Museum Piece: Al Burian Goes To Hell

Posted by on November 20th, 2010 at 5:54 AM

Rob reviews the bootlegged reprint of Al Burian Goes To Hell, by Al Burian (Migraine, distributed by Microcosm).

My first reading of Al Burian Goes To Hell left me a bit confused.  It was noted as being an undergrad’s thesis project, but there are comments throughout the comic noting how surprising it was that this was allowed.  Seinfeld and The Simpsons are referred to as new and cutting-edge humor.   The story is a self-reflexive autobiographical account of the artist’s descent into hell ala Dante’s Inferno, an odd thing for a young cartoonist to do given Gary Panter’s epic Jimbo’s Inferno.  It all felt crude and more than a little derivative until an internet search revealed that the artist, Al Burian, drew this seventeen years ago; and it was reprinted without his knowledge or permission.  Burian went on to become a famous zinester, columnist for Punk Planet and musician.  What’s odd is that the press materials for this comic note that this is a widely-bootlegged comic–but not that this edition in itself is a bootleg.

Finding this out made the contents more interesting in retrospect.  In 1993, submitting a comic to complete a fine arts thesis was still unusual.  The aforementioned sitcoms were cutting-edge humor.  The Panter book wouldn’t come out for another four years.  The crude work in the book reflects a young and untrained artist muddling his way through an idea too ambitious for him to really get his head around.  That said, there’s a lot to recommend to this work.  Burian’s self-awareness of how pathetic his self-obsessive mopey whining is (considering his privileged life) is refreshing.  The conceit of laying the template of The Inferno over his life (and potential life-to-come) is a clever one, and Burian milks a lot of laughs out of connecting his smart-ass comics with Dante’s original poetry.

Burian’s general malaise (and then guilt for feeling malaise) gets the best of his attempts at crafting some sort of narrative, something that he clearly felt ambiguous about to begin with.  The extended comparisons of hell to working in a cubicle, the spectacle of Burian getting kicked out of a grocery store for eating out of bulk bins, etc. felt heavy-handed.  The fantasy sequences of talking to Lee Harvey Oswald, John Hinckley and Virgil (with Burian kicking him to the curb) were the funniest and most effective in the book, but it felt like Burian either got bored doing them or else ran out of funny ideas.  His default mode is self-loathing to the point of paralysis; even suicide is far too active an option to really pursue.  Inserting his art teachers into the mix as a way of not letting himself off the hook (by way of discussing the assignment itself) was the ultimate act of self-nullification.  His half-hearted attempts at deflecting their critiques reflected his own confusion at just what he was trying to accomplish.
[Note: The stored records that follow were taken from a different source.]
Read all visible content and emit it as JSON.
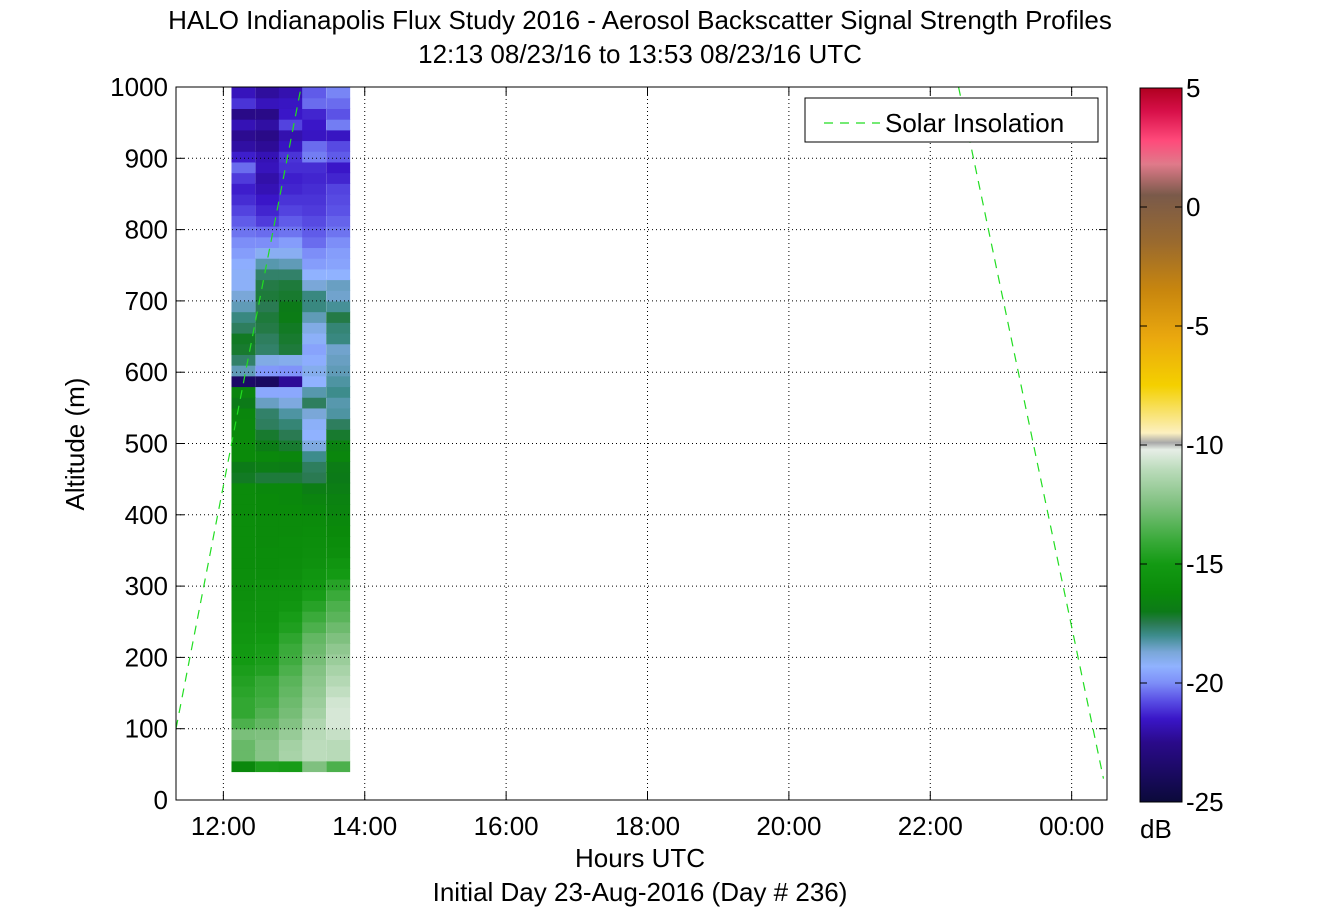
{
  "chart_data": {
    "type": "heatmap",
    "title": "HALO Indianapolis Flux Study 2016 - Aerosol Backscatter Signal Strength Profiles",
    "subtitle": "12:13 08/23/16 to 13:53 08/23/16  UTC",
    "xlabel": "Hours UTC",
    "xlabel2": "Initial Day 23-Aug-2016 (Day # 236)",
    "ylabel": "Altitude (m)",
    "xlim": [
      11.33,
      24.5
    ],
    "ylim": [
      0,
      1000
    ],
    "x_ticks": [
      12,
      14,
      16,
      18,
      20,
      22,
      24
    ],
    "x_tick_labels": [
      "12:00",
      "14:00",
      "16:00",
      "18:00",
      "20:00",
      "22:00",
      "00:00"
    ],
    "y_ticks": [
      0,
      100,
      200,
      300,
      400,
      500,
      600,
      700,
      800,
      900,
      1000
    ],
    "y_tick_labels": [
      "0",
      "100",
      "200",
      "300",
      "400",
      "500",
      "600",
      "700",
      "800",
      "900",
      "1000"
    ],
    "grid": true,
    "legend": {
      "position": "top-right",
      "entries": [
        "Solar Insolation"
      ]
    },
    "colorbar": {
      "label": "dB",
      "range": [
        -25,
        5
      ],
      "ticks": [
        -25,
        -20,
        -15,
        -10,
        -5,
        0,
        5
      ],
      "tick_labels": [
        "-25",
        "-20",
        "-15",
        "-10",
        "-5",
        "0",
        "5"
      ]
    },
    "heatmap": {
      "x_centers": [
        12.28,
        12.62,
        12.95,
        13.28,
        13.62
      ],
      "x_width": 0.33,
      "y_bin": 15,
      "y_start": 40,
      "y_end": 1000,
      "profiles": [
        [
          -16.3,
          -13.0,
          -13.0,
          -12.6,
          -13.6,
          -14.2,
          -14.2,
          -14.4,
          -14.6,
          -14.8,
          -15.0,
          -15.1,
          -15.3,
          -15.4,
          -15.6,
          -15.7,
          -15.8,
          -15.8,
          -15.9,
          -16.0,
          -16.0,
          -16.0,
          -16.0,
          -16.0,
          -16.1,
          -16.1,
          -16.1,
          -17.1,
          -17.0,
          -16.2,
          -16.2,
          -16.2,
          -16.3,
          -16.4,
          -17.0,
          -16.5,
          -23.6,
          -18.4,
          -17.7,
          -17.2,
          -17.1,
          -17.6,
          -17.9,
          -18.4,
          -18.7,
          -19.2,
          -19.2,
          -19.4,
          -19.7,
          -20.0,
          -20.3,
          -20.6,
          -20.9,
          -21.2,
          -21.4,
          -21.0,
          -20.4,
          -21.4,
          -22.1,
          -22.4,
          -21.8,
          -22.6,
          -21.1,
          -21.7,
          -21.9
        ],
        [
          -14.8,
          -12.3,
          -12.3,
          -12.5,
          -13.1,
          -13.5,
          -13.8,
          -14.0,
          -14.1,
          -14.6,
          -14.8,
          -14.9,
          -15.1,
          -15.4,
          -15.5,
          -15.5,
          -15.6,
          -15.7,
          -15.9,
          -16.0,
          -16.0,
          -16.1,
          -16.1,
          -16.1,
          -16.2,
          -16.2,
          -16.3,
          -17.3,
          -16.8,
          -16.3,
          -16.9,
          -17.2,
          -17.6,
          -17.7,
          -18.5,
          -19.5,
          -23.8,
          -19.8,
          -18.9,
          -17.7,
          -17.6,
          -17.4,
          -17.3,
          -17.5,
          -17.3,
          -17.4,
          -17.7,
          -18.3,
          -19.1,
          -20.0,
          -20.4,
          -21.0,
          -21.3,
          -21.5,
          -21.8,
          -22.0,
          -21.7,
          -21.8,
          -22.3,
          -22.6,
          -22.1,
          -22.6,
          -21.7,
          -22.2,
          -22.1
        ],
        [
          -14.9,
          -11.5,
          -11.6,
          -11.9,
          -12.4,
          -12.7,
          -12.9,
          -13.1,
          -13.3,
          -13.6,
          -13.9,
          -14.0,
          -14.3,
          -14.7,
          -14.9,
          -15.3,
          -15.5,
          -15.6,
          -15.8,
          -15.9,
          -16.0,
          -16.0,
          -16.1,
          -16.1,
          -16.2,
          -16.3,
          -16.3,
          -17.3,
          -16.9,
          -16.4,
          -17.2,
          -17.5,
          -17.8,
          -18.2,
          -18.8,
          -19.5,
          -22.3,
          -19.9,
          -19.0,
          -17.3,
          -17.2,
          -17.1,
          -16.9,
          -17.0,
          -17.2,
          -17.3,
          -17.7,
          -18.4,
          -19.1,
          -19.7,
          -20.3,
          -20.6,
          -20.9,
          -21.1,
          -21.3,
          -21.4,
          -21.2,
          -21.1,
          -21.6,
          -21.9,
          -20.9,
          -21.5,
          -21.6,
          -21.9,
          -22.2
        ],
        [
          -12.5,
          -11.0,
          -11.0,
          -11.1,
          -11.3,
          -11.6,
          -11.8,
          -12.0,
          -12.2,
          -12.4,
          -12.7,
          -12.9,
          -13.1,
          -13.6,
          -14.0,
          -14.5,
          -14.9,
          -15.2,
          -15.4,
          -15.7,
          -15.8,
          -15.9,
          -16.0,
          -16.1,
          -16.3,
          -16.5,
          -16.8,
          -17.5,
          -17.6,
          -18.0,
          -18.8,
          -19.3,
          -19.2,
          -18.7,
          -17.6,
          -18.3,
          -19.3,
          -19.0,
          -19.4,
          -19.6,
          -19.2,
          -18.9,
          -18.4,
          -17.9,
          -17.9,
          -18.7,
          -19.3,
          -19.7,
          -20.0,
          -20.4,
          -20.6,
          -20.8,
          -21.0,
          -21.1,
          -21.2,
          -21.3,
          -21.2,
          -20.2,
          -20.4,
          -21.6,
          -21.5,
          -21.3,
          -20.4,
          -20.6,
          -20.1
        ],
        [
          -13.6,
          -11.1,
          -11.1,
          -10.8,
          -10.5,
          -10.5,
          -10.6,
          -10.9,
          -11.2,
          -11.5,
          -11.8,
          -12.1,
          -12.5,
          -12.9,
          -13.3,
          -13.6,
          -14.0,
          -14.5,
          -15.0,
          -15.4,
          -15.8,
          -16.0,
          -16.2,
          -16.3,
          -16.5,
          -16.6,
          -16.8,
          -17.0,
          -16.9,
          -16.4,
          -16.6,
          -17.2,
          -17.6,
          -18.2,
          -18.3,
          -18.0,
          -18.2,
          -18.4,
          -18.5,
          -18.6,
          -17.9,
          -17.8,
          -17.4,
          -18.1,
          -18.6,
          -18.5,
          -19.3,
          -19.6,
          -19.7,
          -20.0,
          -20.3,
          -20.5,
          -20.7,
          -20.8,
          -20.9,
          -21.3,
          -21.5,
          -20.6,
          -20.8,
          -21.6,
          -20.2,
          -20.7,
          -20.4,
          -20.1,
          -19.9
        ]
      ]
    },
    "solar_insolation_segments": [
      {
        "x": [
          11.33,
          13.1
        ],
        "y": [
          100,
          1000
        ]
      },
      {
        "x": [
          22.4,
          24.45
        ],
        "y": [
          1000,
          30
        ]
      }
    ],
    "colors": {
      "solar_line": "#22dd22",
      "colormap": [
        "#0b0a3a",
        "#2a0a8a",
        "#3a16c8",
        "#5b52e6",
        "#7d8ef8",
        "#90b2ff",
        "#7aa7d8",
        "#3d8c8c",
        "#2a7a52",
        "#0c7a18",
        "#0a8a0a",
        "#139a13",
        "#3aaa3a",
        "#7fc07f",
        "#bcdcbc",
        "#e6eee6",
        "#a8a8a8",
        "#fcf0c0",
        "#f4d000",
        "#eaa80e",
        "#c8860e",
        "#9a6a2e",
        "#7a5a4a",
        "#e07a8a",
        "#ff4a7a",
        "#d8104a",
        "#b00020"
      ],
      "colormap_stops": [
        -25,
        -22.5,
        -21.5,
        -20.7,
        -20,
        -19.3,
        -18.7,
        -18,
        -17.5,
        -17,
        -16.2,
        -15,
        -14,
        -12.5,
        -11,
        -10.2,
        -9.9,
        -9.5,
        -7.5,
        -5.5,
        -3.5,
        -1.5,
        0.5,
        1.8,
        2.8,
        4,
        5
      ]
    }
  }
}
That conflict in itself was a telling one: the desire to create a multi-layered narrative rife with meaning and symbolism (much like Dante) vs the zinester/cartoonist’s urge to simply draw for one’s own amusement.  Going through this process revealed not that he wasn’t capable of the former, but rather that he was simply more interested in the latter.  His subsequent career in personal zines and comics speaks to him learning his lesson about what kind of artist he wanted to become. It also speaks to the ways in which creating these sorts of zines was a form of therapy and release, while his adaptation of Dante seemed to become a burden.  The fact that he went all the way with this narrative, with no real template to work from, is an impressive feat.  The overall effect is that of a very good first draft of a potentially great work.  Unfortunately, that’s all the reader is left with.  This is certainly not fair to the artist, who never wanted this to get out in the first place.